Second grade gossip is so great, like how else am I going to learn that Greyson didn’t want to do the computer because it only had “books and shit” on it
I just yelled “WAKE UP,” to which my 4 year old responded “WHYDONTYOUPUTONALITTLEMAKEUP,” so no one question my parenting ever again.
Accidentally punched myself in the face as I was getting dressed this morning, and I have to say, I deserved it.
Wife: Where did all this glitter come from?
Me: Jake, at State Farm.
People buying plungers never look like they’re in a good mood.
Every pillow in the house becomes a throw pillow when my kids piss me off.
Keep your friends close and your enemies buried beneath your floorboards
Movie Executive: We love the script but what are we gonna call it?

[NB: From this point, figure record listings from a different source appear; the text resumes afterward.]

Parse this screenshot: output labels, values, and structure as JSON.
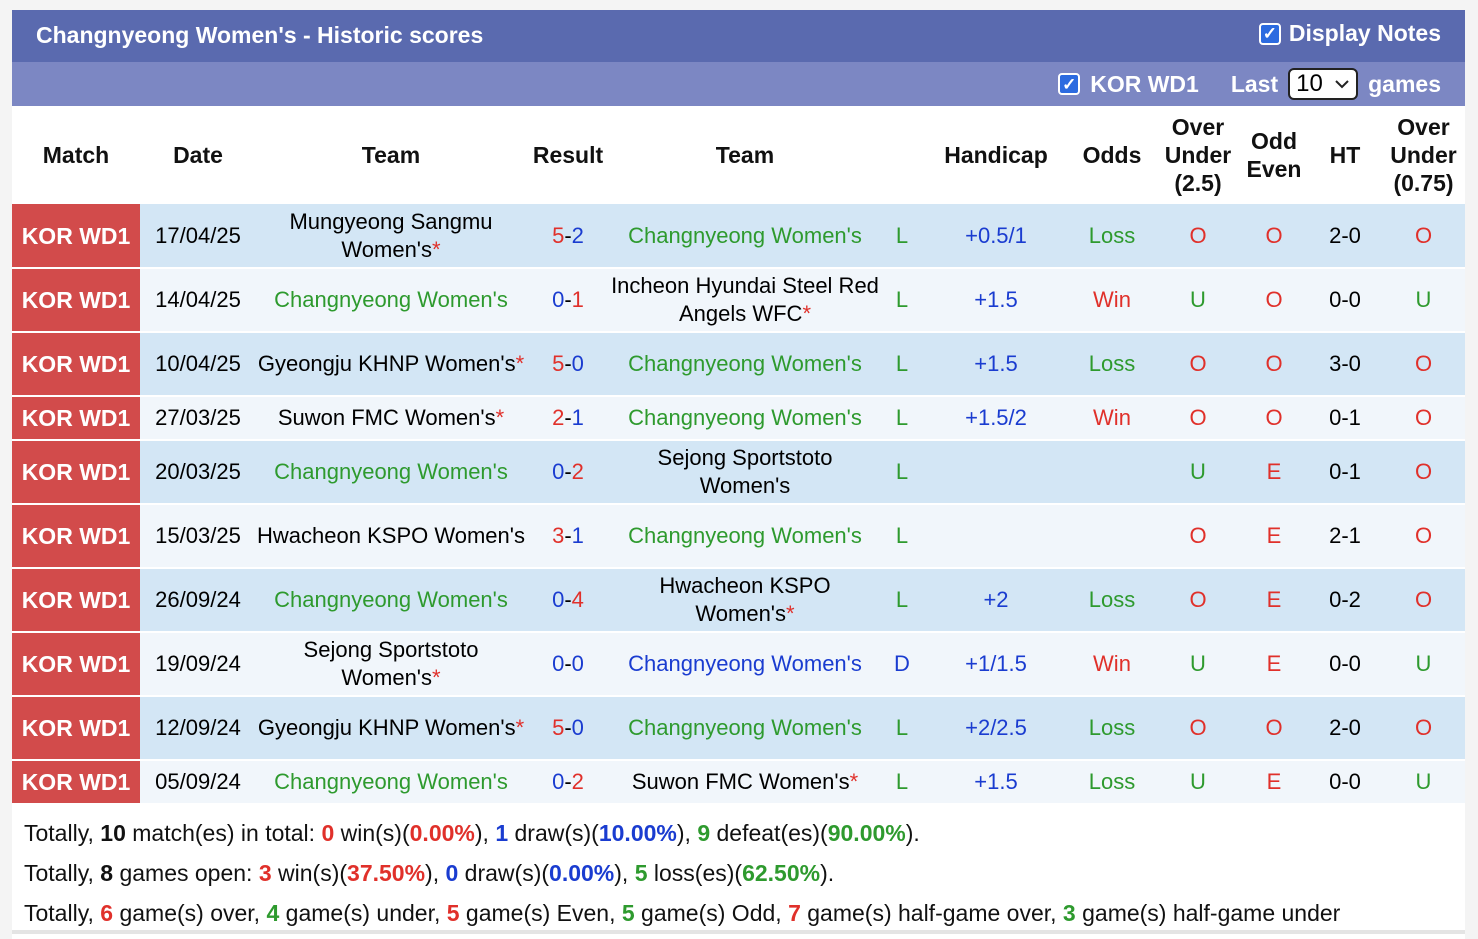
{
  "header": {
    "title": "Changnyeong Women's - Historic scores",
    "display_notes": "Display Notes",
    "league_filter": "KOR WD1",
    "last_label": "Last",
    "last_value": "10",
    "games_label": "games"
  },
  "columns": {
    "match": "Match",
    "date": "Date",
    "team_home": "Team",
    "result": "Result",
    "team_away": "Team",
    "handicap": "Handicap",
    "odds": "Odds",
    "ou25": "Over Under (2.5)",
    "oddeven": "Odd Even",
    "ht": "HT",
    "ou075": "Over Under (0.75)"
  },
  "rows": [
    {
      "league": "KOR WD1",
      "date": "17/04/25",
      "home": "Mungyeong Sangmu Women's",
      "home_star": "*",
      "home_color": "black",
      "hs": "5",
      "as": "2",
      "away": "Changnyeong Women's",
      "away_star": "",
      "away_color": "green",
      "wl": "L",
      "hcp": "+0.5/1",
      "odds": "Loss",
      "ou": "O",
      "oe": "O",
      "ht": "2-0",
      "ou2": "O"
    },
    {
      "league": "KOR WD1",
      "date": "14/04/25",
      "home": "Changnyeong Women's",
      "home_star": "",
      "home_color": "green",
      "hs": "0",
      "as": "1",
      "away": "Incheon Hyundai Steel Red Angels WFC",
      "away_star": "*",
      "away_color": "black",
      "wl": "L",
      "hcp": "+1.5",
      "odds": "Win",
      "ou": "U",
      "oe": "O",
      "ht": "0-0",
      "ou2": "U"
    },
    {
      "league": "KOR WD1",
      "date": "10/04/25",
      "home": "Gyeongju KHNP Women's",
      "home_star": "*",
      "home_color": "black",
      "hs": "5",
      "as": "0",
      "away": "Changnyeong Women's",
      "away_star": "",
      "away_color": "green",
      "wl": "L",
      "hcp": "+1.5",
      "odds": "Loss",
      "ou": "O",
      "oe": "O",
      "ht": "3-0",
      "ou2": "O"
    },
    {
      "league": "KOR WD1",
      "date": "27/03/25",
      "home": "Suwon FMC Women's",
      "home_star": "*",
      "home_color": "black",
      "hs": "2",
      "as": "1",
      "away": "Changnyeong Women's",
      "away_star": "",
      "away_color": "green",
      "wl": "L",
      "hcp": "+1.5/2",
      "odds": "Win",
      "ou": "O",
      "oe": "O",
      "ht": "0-1",
      "ou2": "O"
    },
    {
      "league": "KOR WD1",
      "date": "20/03/25",
      "home": "Changnyeong Women's",
      "home_star": "",
      "home_color": "green",
      "hs": "0",
      "as": "2",
      "away": "Sejong Sportstoto Women's",
      "away_star": "",
      "away_color": "black",
      "wl": "L",
      "hcp": "",
      "odds": "",
      "ou": "U",
      "oe": "E",
      "ht": "0-1",
      "ou2": "O"
    },
    {
      "league": "KOR WD1",
      "date": "15/03/25",
      "home": "Hwacheon KSPO Women's",
      "home_star": "",
      "home_color": "black",
      "hs": "3",
      "as": "1",
      "away": "Changnyeong Women's",
      "away_star": "",
      "away_color": "green",
      "wl": "L",
      "hcp": "",
      "odds": "",
      "ou": "O",
      "oe": "E",
      "ht": "2-1",
      "ou2": "O"
    },
    {
      "league": "KOR WD1",
      "date": "26/09/24",
      "home": "Changnyeong Women's",
      "home_star": "",
      "home_color": "green",
      "hs": "0",
      "as": "4",
      "away": "Hwacheon KSPO Women's",
      "away_star": "*",
      "away_color": "black",
      "wl": "L",
      "hcp": "+2",
      "odds": "Loss",
      "ou": "O",
      "oe": "E",
      "ht": "0-2",
      "ou2": "O"
    },
    {
      "league": "KOR WD1",
      "date": "19/09/24",
      "home": "Sejong Sportstoto Women's",
      "home_star": "*",
      "home_color": "black",
      "hs": "0",
      "as": "0",
      "away": "Changnyeong Women's",
      "away_star": "",
      "away_color": "blue",
      "wl": "D",
      "hcp": "+1/1.5",
      "odds": "Win",
      "ou": "U",
      "oe": "E",
      "ht": "0-0",
      "ou2": "U"
    },
    {
      "league": "KOR WD1",
      "date": "12/09/24",
      "home": "Gyeongju KHNP Women's",
      "home_star": "*",
      "home_color": "black",
      "hs": "5",
      "as": "0",
      "away": "Changnyeong Women's",
      "away_star": "",
      "away_color": "green",
      "wl": "L",
      "hcp": "+2/2.5",
      "odds": "Loss",
      "ou": "O",
      "oe": "O",
      "ht": "2-0",
      "ou2": "O"
    },
    {
      "league": "KOR WD1",
      "date": "05/09/24",
      "home": "Changnyeong Women's",
      "home_star": "",
      "home_color": "green",
      "hs": "0",
      "as": "2",
      "away": "Suwon FMC Women's",
      "away_star": "*",
      "away_color": "black",
      "wl": "L",
      "hcp": "+1.5",
      "odds": "Loss",
      "ou": "U",
      "oe": "E",
      "ht": "0-0",
      "ou2": "U"
    }
  ],
  "summary": {
    "line1": {
      "p1": "Totally, ",
      "total": "10",
      "p2": " match(es) in total: ",
      "wins": "0",
      "p3": " win(s)(",
      "win_pct": "0.00%",
      "p4": "), ",
      "draws": "1",
      "p5": " draw(s)(",
      "draw_pct": "10.00%",
      "p6": "), ",
      "defeats": "9",
      "p7": " defeat(es)(",
      "defeat_pct": "90.00%",
      "p8": ")."
    },
    "line2": {
      "p1": "Totally, ",
      "total": "8",
      "p2": " games open: ",
      "wins": "3",
      "p3": " win(s)(",
      "win_pct": "37.50%",
      "p4": "), ",
      "draws": "0",
      "p5": " draw(s)(",
      "draw_pct": "0.00%",
      "p6": "), ",
      "losses": "5",
      "p7": " loss(es)(",
      "loss_pct": "62.50%",
      "p8": ")."
    },
    "line3": {
      "p1": "Totally, ",
      "over": "6",
      "p2": " game(s) over, ",
      "under": "4",
      "p3": " game(s) under, ",
      "even": "5",
      "p4": " game(s) Even, ",
      "odd": "5",
      "p5": " game(s) Odd, ",
      "hg_over": "7",
      "p6": " game(s) half-game over, ",
      "hg_under": "3",
      "p7": " game(s) half-game under"
    }
  },
  "colors": {
    "header_bg": "#5a6aaf",
    "filter_bg": "#7c87c3",
    "league_bg": "#d24b4b",
    "win": "#e0302a",
    "loss": "#2e9a2e",
    "draw": "#1a3cd0"
  }
}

Writer: *monkey in disguise* Monkey
Exec: I dont think that works
Writer: Se-seven Monkeys
Exec: The number of monkeys isn’t really the prob-
Writer: TWELVE monkeys
Exec: Now.. hold on a second.
Dr. Seuss: Would you could you in a box?
Would you could you with a fox?me: ok what kind of doctor are you anyway
What do you say to your sister when she’s crying?
Are you having a crisis?
me: do u take walk-ins?
morgue: what
My friend: Have you ever tripped on mushrooms?
Me: Yeah I’m very clumsy
if you count cows instead of sheep to try and fall asleep it’s probably pasture bedtime (i’m so sorry)
Sorry I was late, I was waiting for my cvs receipt to finish printing
If you didn’t want me gazing in your bedroom window then you shouldn’t have put it at the same height as my ladder.